MOODY’S changed outlook for Airports Company South Africa (Acsa) to negative from stable is likely to increase costs for airlines, which may be passed on to the consumer.

The global credit rating agency’s reasoning was that Acsa could not be rated higher than government, which owns74,6% of the airports company.

Acsa’s fall from stable was also attributed to regulation oversight and its overflowing debt in domestic financial markets.

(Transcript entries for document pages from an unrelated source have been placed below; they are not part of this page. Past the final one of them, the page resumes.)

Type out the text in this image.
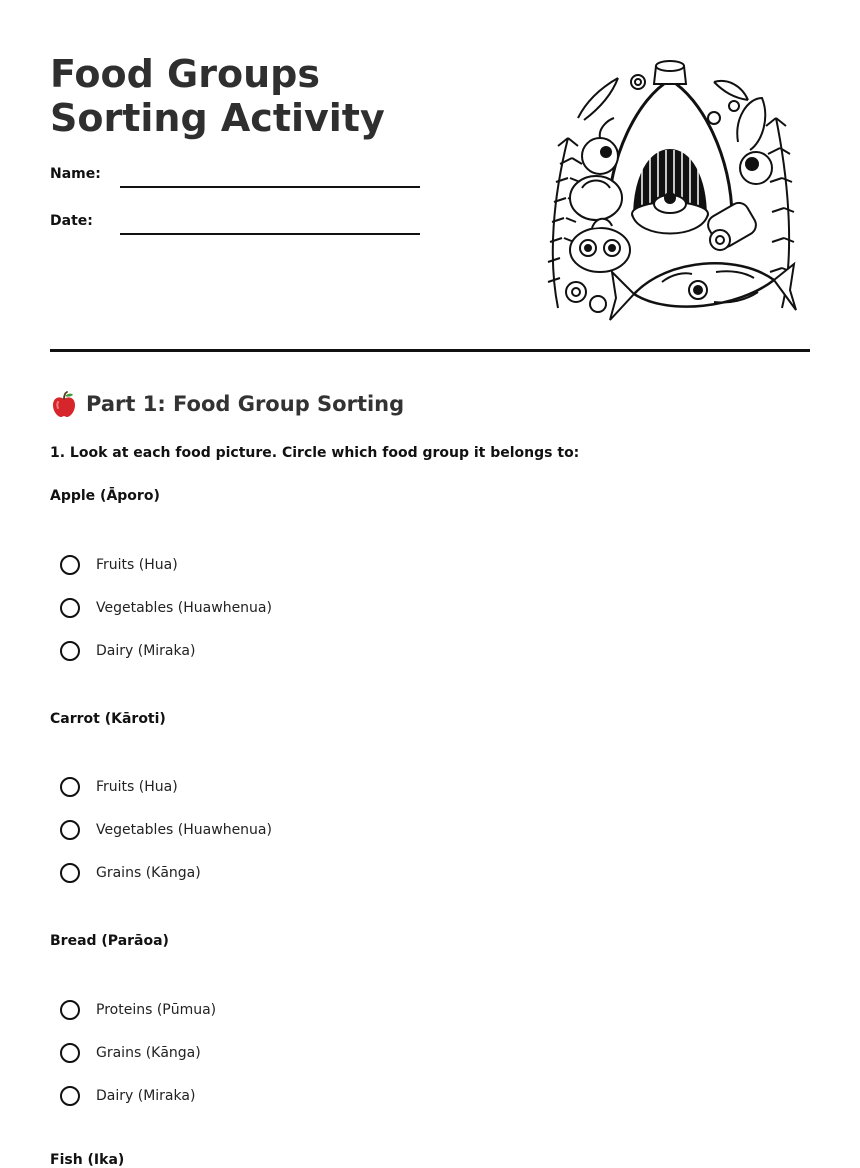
Food Groups Sorting Activity
Name:
Date:
Part 1: Food Group Sorting

1. Look at each food picture. Circle which food group it belongs to:

Apple (Āporo)
Fruits (Hua)
Vegetables (Huawhenua)
Dairy (Miraka)
Carrot (Kāroti)
Fruits (Hua)
Vegetables (Huawhenua)
Grains (Kānga)
Bread (Parāoa)
Proteins (Pūmua)
Grains (Kānga)
Dairy (Miraka)
Fish (Ika)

A more attractive credit rating is constrained by the company’s ties with the SAA group, “which relies on financial support from the South African government”, the agency says on its website.

This is bad news for Acsa but also for the aviation industry, the economy at large, and – at the end of the day – the consumer, says md of Airlink, Rodger Foster.

“A Moody’s downgrade would impact the cost of capital to all lenders and, in turn, borrowers in SA. This means the cost of money will be more expensive, which will then be passed on to the consumer. Acsa is the owner and operator of the main airport infrastructure in South Africa and, as such, is a key component of our national air transportation system. It leverages its balance sheet and incurs debt to build infrastructure. If it costs more money to borrow money this could directly affect the consumer,” adds Rodger.

June Crawford, ceo of the Board of Airline Representatives of South Africa, says the downgrade may impact Acsa’s ability to secure loans for infrastructure projects, and that airlines may be concerned because there may be changes in landing and parking fees paid to Acsa.

Chris Zweigenthal, ce of the Airlines Association of Southern Africa, believes there won’t be much impact on passengers and travel agents. The damage is mainly investment related, he says.